Capitol Hill sources have told the Associated Press that Democrat operatives are negotiating a bipartisan agreement that would offer Mr Trump a mere pittance more than the $US1.6 billion ($2.26 billion) that was on the table in a bipartisan Senate bill he rejected last year.
If Mr Trump accepts the offer, it would avert another partial federal shutdown, set to begin next weekend when a temporary funding bill expires.
The White House has continued to talk tough, with Mr Trump mentioning the looming shutdown in his State of the Union address and calling on Democrats to back his effort to stop the undocumented immigrants he has said include rapists, drug runners, murderers and terrorists.
But the political reality is that the shutdown, the longest in US history, backfired badly on congressional Republicans, who feel they were burned by the 35-day closure he initiated in December.
While Mr Trump’s base cheered the shutdown, congressional Republicans’ phones were deluged with complaints from civil servants and union members.
One White House aide said Mr Trump is now expected to back whatever compromise emerges – a tacit acknowledgment that congressional Republicans don’t have the stomach for a renewed standoff.
Coupled with a widespread expectation that the agreement would not use the term “wall,” the pact would represent a huge defeat for Mr Trump, for whom “Build the wall!” has been a battle-cry since his presidential campaign.
Given that Democrats now control the House under Speaker Nancy Pelosi, the anticipated capitulation is perceived as the first shot in a campaign that will soon expand to hearings on Mr Trump’s financial affairs, his simmering scandals and, inevitably, the Russiagate investigation.
Democrats draw the line
“Throughout the talks, Democrats have insisted that a border security compromise not be overly reliant on physical barriers,” said Evan Hollander, spokesman for Democrats, who control the House Appropriations Committee.
“We will not agree to $US2 billion ($2.82 billion) in funding for barriers.”

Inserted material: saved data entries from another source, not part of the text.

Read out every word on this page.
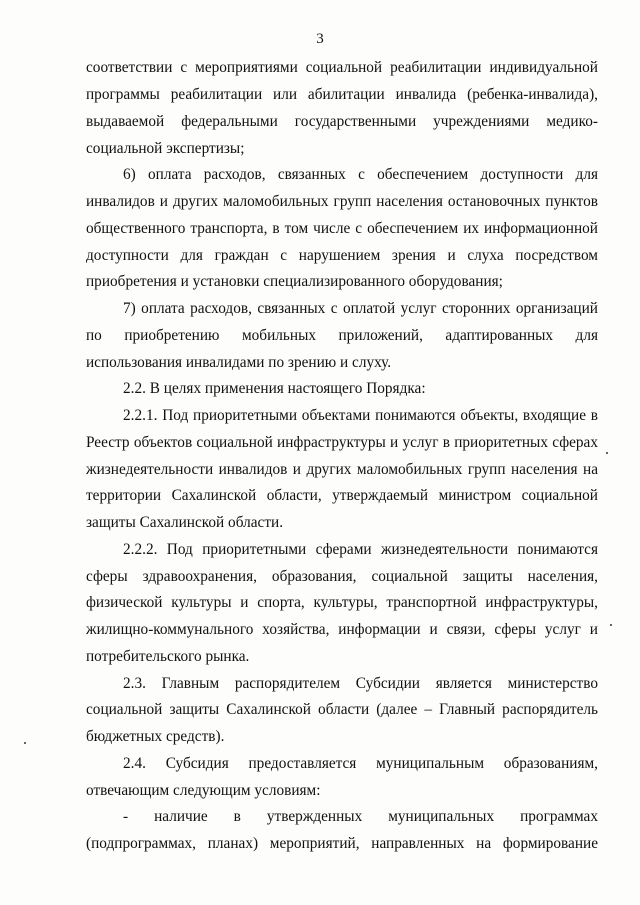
3
соответствии с мероприятиями социальной реабилитации индивидуальной
программы реабилитации или абилитации инвалида (ребенка-инвалида),
выдаваемой федеральными государственными учреждениями медико-
социальной экспертизы;
6) оплата расходов, связанных с обеспечением доступности для
инвалидов и других маломобильных групп населения остановочных пунктов
общественного транспорта, в том числе с обеспечением их информационной
доступности для граждан с нарушением зрения и слуха посредством
приобретения и установки специализированного оборудования;
7) оплата расходов, связанных с оплатой услуг сторонних организаций
по приобретению мобильных приложений, адаптированных для
использования инвалидами по зрению и слуху.
2.2. В целях применения настоящего Порядка:
2.2.1. Под приоритетными объектами понимаются объекты, входящие в
Реестр объектов социальной инфраструктуры и услуг в приоритетных сферах
жизнедеятельности инвалидов и других маломобильных групп населения на
территории Сахалинской области, утверждаемый министром социальной
защиты Сахалинской области.
2.2.2. Под приоритетными сферами жизнедеятельности понимаются
сферы здравоохранения, образования, социальной защиты населения,
физической культуры и спорта, культуры, транспортной инфраструктуры,
жилищно-коммунального хозяйства, информации и связи, сферы услуг и
потребительского рынка.
2.3. Главным распорядителем Субсидии является министерство
социальной защиты Сахалинской области (далее – Главный распорядитель
бюджетных средств).
2.4. Субсидия предоставляется муниципальным образованиям,
отвечающим следующим условиям:
- наличие в утвержденных муниципальных программах
(подпрограммах, планах) мероприятий, направленных на формирование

The White House has been considering accepting the deal but also using executive action to secure additional barrier funding without congressional approval, two people familiar with White House thinking said.
Depending on what Mr Trump does, such an action could spark lawsuits or congressional votes of disapproval.
Besides the dollar figure, talks were focusing on the type and location of barriers, participants said.
Also in play were the number of beds the federal Immigration and Customs Enforcement agency could have for detained migrants and the amount of aid included for natural disaster relief.
Money for high-tech surveillance equipment and more personnel are also expected to be included.